National Security

Paul to take blame if Patriot Act fight goes over cliff

Greg Nash

Virtually all sides are ready to blame Sen. Rand Paul (R-Ky.) if the Senate doesn’t renew provisions of the Patriot Act before they expire at midnight.

{mosads}Paul’s Saturday pledge to “force the expiration” of the laws practically ensured that they would lapse this weekend, despite a rare Sunday evening session to try and make one last stab at saving them.

Some civil libertarians and Paul’s army of backers would surely cherish his decision to stand strong.

But Paul’s opponents in the race for the White House as well GOP leaders and the Obama administration seem equally ready to lay the blame at his feet, and accuse him of putting his political motivations above the best interests of the nation.

“Unfortunately, I think that there’s been a little bit too much political grandstanding and crusading for ideological causes that have rally skewed the debate,” CIA Director John Brennan said on CBS’s “Face the Nation” on Sunday morning. “These tools are important to American lives.”

President Obama made similar remarks in his weekly address, accusing some lawmakers of “trying to use this debate to score political points.”

Former New York Gov. George Pataki (R) on Sunday piled on, accusing Paul of “simply putting Americans at risk for political reasons.”

“I think he’s wrong,” he added on CNN’s “State of the Union.”

The remarks from Pataki — who announced his bid for president last week but has yet to gain major traction — signals the political goldmine that Paul’s opponents sense in his fight.

Likely GOP White House candidates have been quick to attack Paul for recent comments he made about the Islamic State in Iraq and Syria (ISIS), and would surely have a field day if he forces the Patriot Act provisions to expire.

Senate Majority Leader Mitch McConnell (R-Ky.) has been Paul’s prime opponent in the fight. While McConnell has so far declined to take direct shots at his fellow Kentuckian — whom he practically appeared to endorse for president — that could change if Paul’s tactics end up killing parts of the law.

Procedurally, Paul appears certainly able to send the Senate beyond its midnight deadline, thereby killing the three controversial measures — at least temporarily.

The USA Freedom Act — which would renew the measures but end the National Security Agency’s (NSA) bulk collection of Americans’ phone “metadata” — failed last week by three votes, leading to the Sunday session.

Paul has said he would not object to moving that bill along swiftly so long as he received permission to bring up two amendments for a simple majority vote. It’s unclear whether he will get that.

Sen. Patrick Leahy (D-Vt.) — one of the authors of the USA Freedom Act — appears willing to support the chance for amendments, though he noted that time is running out.

“We would like to have a debate on our bill and consider amendments,” he said in excerpts of his Sunday floor speech shared with The Hill. “Because opponents of reform have run out the clock and jam the Senate, we are not left with much time.
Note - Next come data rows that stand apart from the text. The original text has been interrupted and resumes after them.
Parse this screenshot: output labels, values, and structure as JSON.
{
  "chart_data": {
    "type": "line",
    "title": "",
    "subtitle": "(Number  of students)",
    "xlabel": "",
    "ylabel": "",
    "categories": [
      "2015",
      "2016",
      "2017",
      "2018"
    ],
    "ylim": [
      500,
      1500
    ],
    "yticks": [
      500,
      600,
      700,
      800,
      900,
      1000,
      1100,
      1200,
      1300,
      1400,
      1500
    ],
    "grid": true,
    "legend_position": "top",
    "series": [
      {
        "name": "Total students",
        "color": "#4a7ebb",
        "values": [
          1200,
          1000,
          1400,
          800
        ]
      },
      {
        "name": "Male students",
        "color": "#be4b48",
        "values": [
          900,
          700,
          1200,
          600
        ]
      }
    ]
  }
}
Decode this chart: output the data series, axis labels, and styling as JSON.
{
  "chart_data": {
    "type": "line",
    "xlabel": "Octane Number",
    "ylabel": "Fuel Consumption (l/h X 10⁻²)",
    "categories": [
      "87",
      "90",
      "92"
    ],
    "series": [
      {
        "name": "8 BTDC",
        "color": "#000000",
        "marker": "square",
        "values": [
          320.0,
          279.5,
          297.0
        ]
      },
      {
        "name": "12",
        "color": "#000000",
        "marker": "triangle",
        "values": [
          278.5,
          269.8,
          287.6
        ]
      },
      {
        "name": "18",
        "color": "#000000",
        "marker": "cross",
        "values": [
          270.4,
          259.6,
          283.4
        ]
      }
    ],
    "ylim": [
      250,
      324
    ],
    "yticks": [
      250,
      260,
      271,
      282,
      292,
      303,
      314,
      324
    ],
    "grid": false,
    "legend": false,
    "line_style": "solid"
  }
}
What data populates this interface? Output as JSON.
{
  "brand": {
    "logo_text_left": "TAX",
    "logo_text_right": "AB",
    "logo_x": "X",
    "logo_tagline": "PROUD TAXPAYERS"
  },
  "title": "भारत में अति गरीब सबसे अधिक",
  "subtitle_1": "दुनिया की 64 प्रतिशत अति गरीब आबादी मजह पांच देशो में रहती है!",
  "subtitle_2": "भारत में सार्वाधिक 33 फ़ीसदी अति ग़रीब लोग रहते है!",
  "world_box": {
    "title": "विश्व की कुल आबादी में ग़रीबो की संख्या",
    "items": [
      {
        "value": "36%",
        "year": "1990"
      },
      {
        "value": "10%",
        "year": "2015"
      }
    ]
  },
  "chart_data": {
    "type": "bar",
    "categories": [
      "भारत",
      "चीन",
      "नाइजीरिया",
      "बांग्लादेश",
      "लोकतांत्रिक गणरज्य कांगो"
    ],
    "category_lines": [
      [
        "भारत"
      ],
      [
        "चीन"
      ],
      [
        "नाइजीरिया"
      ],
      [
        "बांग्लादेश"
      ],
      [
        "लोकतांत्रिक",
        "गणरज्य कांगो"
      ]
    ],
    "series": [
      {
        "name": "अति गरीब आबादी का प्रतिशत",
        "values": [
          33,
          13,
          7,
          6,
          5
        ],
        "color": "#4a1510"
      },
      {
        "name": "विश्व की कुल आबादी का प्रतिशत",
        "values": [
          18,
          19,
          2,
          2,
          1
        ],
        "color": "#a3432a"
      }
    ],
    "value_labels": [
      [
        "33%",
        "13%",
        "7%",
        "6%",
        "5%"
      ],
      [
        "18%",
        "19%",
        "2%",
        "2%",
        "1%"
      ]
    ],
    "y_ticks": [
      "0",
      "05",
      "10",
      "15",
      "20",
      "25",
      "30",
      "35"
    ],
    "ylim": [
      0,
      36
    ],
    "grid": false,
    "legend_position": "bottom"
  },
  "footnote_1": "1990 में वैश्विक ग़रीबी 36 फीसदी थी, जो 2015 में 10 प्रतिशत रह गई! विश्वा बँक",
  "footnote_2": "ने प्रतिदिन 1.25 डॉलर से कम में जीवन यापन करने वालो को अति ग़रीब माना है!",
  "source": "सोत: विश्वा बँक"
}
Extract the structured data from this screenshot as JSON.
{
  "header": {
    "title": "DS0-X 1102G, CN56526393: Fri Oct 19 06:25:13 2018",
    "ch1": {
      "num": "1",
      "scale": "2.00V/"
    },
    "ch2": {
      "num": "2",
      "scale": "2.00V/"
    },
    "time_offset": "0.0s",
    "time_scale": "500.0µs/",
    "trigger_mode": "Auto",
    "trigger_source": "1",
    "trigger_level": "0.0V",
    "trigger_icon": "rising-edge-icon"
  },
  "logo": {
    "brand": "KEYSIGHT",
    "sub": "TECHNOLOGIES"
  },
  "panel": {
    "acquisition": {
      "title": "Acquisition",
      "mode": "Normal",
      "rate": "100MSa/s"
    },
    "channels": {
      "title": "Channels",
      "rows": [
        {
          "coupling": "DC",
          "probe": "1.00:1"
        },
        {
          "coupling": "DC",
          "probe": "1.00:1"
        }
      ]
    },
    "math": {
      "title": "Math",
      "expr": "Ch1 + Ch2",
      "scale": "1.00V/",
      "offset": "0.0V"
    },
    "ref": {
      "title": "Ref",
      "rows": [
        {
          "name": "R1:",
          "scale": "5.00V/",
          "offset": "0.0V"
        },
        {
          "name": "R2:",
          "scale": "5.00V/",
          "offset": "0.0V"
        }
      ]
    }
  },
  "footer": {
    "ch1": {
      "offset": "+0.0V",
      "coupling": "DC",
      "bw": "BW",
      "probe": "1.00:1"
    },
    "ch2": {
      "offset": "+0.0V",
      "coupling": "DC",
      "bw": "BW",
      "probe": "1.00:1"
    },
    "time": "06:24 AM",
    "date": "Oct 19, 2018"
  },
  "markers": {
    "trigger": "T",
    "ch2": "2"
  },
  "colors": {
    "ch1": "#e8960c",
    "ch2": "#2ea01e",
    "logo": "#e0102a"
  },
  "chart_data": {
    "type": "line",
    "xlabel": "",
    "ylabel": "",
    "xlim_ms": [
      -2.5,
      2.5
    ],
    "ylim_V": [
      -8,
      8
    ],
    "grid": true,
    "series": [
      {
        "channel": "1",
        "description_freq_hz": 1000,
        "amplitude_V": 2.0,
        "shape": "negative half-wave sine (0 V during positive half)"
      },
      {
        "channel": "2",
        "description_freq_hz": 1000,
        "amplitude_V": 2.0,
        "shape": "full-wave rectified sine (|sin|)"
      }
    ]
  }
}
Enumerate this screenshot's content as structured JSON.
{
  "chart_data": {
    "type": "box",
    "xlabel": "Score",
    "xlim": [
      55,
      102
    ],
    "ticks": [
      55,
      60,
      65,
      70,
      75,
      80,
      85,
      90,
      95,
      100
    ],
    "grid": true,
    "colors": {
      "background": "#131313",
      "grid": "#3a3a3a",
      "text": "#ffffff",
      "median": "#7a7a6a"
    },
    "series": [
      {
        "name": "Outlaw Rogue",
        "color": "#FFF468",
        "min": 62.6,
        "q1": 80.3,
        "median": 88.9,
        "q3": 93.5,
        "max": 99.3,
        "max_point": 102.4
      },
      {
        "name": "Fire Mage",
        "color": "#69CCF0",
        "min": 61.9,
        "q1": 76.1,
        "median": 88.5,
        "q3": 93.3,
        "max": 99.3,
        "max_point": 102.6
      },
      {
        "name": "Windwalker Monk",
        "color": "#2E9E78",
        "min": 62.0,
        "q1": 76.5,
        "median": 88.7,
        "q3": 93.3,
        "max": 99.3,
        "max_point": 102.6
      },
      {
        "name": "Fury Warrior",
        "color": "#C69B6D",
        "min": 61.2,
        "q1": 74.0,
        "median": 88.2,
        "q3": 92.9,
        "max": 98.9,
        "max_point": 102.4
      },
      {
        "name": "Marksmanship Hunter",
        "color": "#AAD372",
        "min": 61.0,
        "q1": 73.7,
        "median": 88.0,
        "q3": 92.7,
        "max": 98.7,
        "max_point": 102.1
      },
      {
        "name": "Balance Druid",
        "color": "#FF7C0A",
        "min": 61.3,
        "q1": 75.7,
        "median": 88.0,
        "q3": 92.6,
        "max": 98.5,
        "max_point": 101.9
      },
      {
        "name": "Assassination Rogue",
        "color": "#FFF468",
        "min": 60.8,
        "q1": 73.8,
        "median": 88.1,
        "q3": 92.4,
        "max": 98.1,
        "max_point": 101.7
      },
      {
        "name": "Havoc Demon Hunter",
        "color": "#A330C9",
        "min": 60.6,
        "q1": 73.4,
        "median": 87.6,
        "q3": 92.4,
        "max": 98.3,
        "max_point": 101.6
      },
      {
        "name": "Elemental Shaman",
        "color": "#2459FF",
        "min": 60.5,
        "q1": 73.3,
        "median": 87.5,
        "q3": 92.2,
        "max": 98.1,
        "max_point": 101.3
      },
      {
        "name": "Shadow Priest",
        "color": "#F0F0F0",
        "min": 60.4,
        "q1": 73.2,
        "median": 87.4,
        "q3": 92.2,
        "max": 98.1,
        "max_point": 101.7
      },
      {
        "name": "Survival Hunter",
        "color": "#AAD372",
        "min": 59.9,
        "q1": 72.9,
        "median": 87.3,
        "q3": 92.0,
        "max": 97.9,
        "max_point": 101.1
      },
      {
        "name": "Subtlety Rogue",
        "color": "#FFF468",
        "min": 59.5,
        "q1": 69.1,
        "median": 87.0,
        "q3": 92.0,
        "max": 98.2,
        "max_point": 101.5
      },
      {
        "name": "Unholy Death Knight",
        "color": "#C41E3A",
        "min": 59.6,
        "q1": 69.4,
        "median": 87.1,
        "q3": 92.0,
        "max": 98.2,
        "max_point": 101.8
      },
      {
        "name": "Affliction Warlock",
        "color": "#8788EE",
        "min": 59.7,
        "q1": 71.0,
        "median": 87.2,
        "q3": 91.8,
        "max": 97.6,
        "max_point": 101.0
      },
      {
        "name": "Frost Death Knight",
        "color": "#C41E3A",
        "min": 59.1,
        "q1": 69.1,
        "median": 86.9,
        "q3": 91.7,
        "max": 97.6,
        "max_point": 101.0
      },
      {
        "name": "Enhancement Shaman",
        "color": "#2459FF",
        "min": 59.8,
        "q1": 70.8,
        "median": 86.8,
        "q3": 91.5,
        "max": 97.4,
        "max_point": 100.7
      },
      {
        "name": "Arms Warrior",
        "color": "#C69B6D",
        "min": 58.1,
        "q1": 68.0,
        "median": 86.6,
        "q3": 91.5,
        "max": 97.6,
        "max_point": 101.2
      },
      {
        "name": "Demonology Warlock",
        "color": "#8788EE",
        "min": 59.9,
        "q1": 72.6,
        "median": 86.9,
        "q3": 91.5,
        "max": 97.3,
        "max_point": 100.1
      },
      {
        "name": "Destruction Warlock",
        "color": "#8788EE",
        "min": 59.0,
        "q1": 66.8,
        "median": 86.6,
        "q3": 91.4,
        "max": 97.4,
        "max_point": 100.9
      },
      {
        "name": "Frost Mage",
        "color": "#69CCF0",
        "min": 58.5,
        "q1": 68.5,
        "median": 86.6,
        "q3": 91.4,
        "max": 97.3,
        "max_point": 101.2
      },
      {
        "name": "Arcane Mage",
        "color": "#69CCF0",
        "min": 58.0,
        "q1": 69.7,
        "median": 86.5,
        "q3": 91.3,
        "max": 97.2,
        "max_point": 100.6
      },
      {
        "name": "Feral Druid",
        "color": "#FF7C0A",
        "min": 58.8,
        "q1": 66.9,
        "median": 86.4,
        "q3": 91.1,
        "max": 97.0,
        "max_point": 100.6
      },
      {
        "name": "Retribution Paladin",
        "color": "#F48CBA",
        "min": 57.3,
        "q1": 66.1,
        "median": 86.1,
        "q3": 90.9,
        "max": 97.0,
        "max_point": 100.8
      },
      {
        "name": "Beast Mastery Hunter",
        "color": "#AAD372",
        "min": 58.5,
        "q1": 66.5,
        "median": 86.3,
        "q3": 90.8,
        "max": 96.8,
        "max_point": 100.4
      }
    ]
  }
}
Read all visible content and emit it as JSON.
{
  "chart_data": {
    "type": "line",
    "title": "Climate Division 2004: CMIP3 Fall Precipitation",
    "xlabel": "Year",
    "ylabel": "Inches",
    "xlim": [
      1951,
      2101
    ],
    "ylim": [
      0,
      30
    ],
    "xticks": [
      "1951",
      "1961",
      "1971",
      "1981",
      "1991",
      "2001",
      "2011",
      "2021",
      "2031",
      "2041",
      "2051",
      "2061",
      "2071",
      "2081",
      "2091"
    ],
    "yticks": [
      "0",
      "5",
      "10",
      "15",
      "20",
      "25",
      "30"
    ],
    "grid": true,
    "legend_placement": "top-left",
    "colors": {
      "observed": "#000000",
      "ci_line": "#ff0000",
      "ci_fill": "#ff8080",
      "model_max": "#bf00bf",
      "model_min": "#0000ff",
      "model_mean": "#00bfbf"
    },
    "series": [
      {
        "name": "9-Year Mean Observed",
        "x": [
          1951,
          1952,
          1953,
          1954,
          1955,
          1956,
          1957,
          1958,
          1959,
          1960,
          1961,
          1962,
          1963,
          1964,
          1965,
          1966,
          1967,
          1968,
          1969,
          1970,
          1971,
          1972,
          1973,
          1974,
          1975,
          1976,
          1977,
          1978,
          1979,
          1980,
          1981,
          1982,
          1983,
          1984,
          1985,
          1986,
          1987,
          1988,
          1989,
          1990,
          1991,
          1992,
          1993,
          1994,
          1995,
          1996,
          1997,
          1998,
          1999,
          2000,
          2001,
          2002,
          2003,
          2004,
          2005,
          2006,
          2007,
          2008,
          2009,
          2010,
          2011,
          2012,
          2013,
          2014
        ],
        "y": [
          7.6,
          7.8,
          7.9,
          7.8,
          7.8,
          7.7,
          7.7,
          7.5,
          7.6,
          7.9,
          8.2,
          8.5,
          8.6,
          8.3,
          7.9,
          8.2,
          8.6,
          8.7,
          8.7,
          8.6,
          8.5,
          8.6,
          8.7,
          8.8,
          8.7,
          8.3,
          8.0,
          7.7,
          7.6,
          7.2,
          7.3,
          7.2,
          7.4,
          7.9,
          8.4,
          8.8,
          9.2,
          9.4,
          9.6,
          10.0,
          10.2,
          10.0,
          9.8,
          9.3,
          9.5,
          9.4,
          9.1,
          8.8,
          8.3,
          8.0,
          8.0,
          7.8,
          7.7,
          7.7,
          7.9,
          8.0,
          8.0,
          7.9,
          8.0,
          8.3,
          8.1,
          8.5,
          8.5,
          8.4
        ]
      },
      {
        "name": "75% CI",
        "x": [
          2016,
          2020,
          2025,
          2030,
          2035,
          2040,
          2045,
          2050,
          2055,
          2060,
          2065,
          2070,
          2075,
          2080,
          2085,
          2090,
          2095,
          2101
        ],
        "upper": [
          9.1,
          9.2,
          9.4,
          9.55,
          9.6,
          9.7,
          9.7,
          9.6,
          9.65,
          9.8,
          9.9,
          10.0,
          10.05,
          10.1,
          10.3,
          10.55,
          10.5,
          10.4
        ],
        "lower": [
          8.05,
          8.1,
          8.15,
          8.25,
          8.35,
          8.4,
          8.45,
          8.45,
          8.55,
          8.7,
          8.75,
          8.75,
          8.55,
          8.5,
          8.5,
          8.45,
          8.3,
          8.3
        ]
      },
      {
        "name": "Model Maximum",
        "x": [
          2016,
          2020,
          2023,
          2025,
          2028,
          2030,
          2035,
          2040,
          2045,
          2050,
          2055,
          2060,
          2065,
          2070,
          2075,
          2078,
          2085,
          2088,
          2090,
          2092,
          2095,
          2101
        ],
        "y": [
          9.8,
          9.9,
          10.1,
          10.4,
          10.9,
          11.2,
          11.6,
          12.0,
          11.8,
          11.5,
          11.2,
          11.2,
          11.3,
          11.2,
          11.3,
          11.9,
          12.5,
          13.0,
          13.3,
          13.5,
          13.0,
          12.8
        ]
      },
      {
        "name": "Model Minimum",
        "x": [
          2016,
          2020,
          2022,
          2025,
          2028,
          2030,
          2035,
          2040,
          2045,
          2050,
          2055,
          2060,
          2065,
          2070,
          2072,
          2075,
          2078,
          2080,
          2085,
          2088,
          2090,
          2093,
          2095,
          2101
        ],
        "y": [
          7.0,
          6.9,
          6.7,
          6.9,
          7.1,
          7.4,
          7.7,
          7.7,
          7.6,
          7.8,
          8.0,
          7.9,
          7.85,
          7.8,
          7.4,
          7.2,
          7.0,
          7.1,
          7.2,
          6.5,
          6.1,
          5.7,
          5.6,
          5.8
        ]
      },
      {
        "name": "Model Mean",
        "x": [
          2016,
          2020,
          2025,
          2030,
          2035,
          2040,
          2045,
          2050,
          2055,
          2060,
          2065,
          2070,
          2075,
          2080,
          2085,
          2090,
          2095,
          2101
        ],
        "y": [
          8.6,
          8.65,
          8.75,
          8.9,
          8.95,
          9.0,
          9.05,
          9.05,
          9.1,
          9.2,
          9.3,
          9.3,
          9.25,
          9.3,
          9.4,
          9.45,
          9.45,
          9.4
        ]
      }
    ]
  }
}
But the Senate could consider a limited number of amendments now.”

However, adding any amendments to the bill would necessarily mean that it wouldn’t reach the president’s desk until next week, since the House won’t be back in session until Monday evening. As a result, the laws would still lapse at midnight.

If Paul did object to moving forward with the NSA reform bill, that could force consideration back to Tuesday, given Senate rules.

The fight over timing appears to be the main concern now, after backers of the USA Freedom Act appeared confident that they had managed to cobble together the 60 votes necessary to move forward.

“I do believe we have the votes,” Sen. Mike Lee (Utah) — the main Republican backer of the reform bill — said on CNN’s “State of the Union.”

“At this point, I think is not about whether we get this passed but when,” he added. “It’ll happen either tonight or it’ll happen on Wednesday, or somewhere within that 72-hour window.”

But by then, the Patriot Act provisions would have lapsed.

While the expiration of the laws for just a few hours might have only a minor effect on national security, it could make it politically more difficult to get a new bill done. At that point, lawmakers would have to enact broad new powers for the government, which could be a more treacherous vote.

House Majority Leader Kevin McCarthy (R-Calif.) has already warned lawmakers that they might need to take “further action” on the issue this week, in case the Senate fails.

But it’s unclear exactly how they would proceed, given the new political reality.

“I would be surprised if the House rushes to reinstate it,” said Harley Geiger, advocacy director at the Center for Democracy and Technology, last week.

“At that point, a vote to restore those same authorities is not an extension — it is an expansion of surveillance law,” he added. “And that will give some House members pause, because it is a different vote to expand surveillance law rather than to extend existing law.”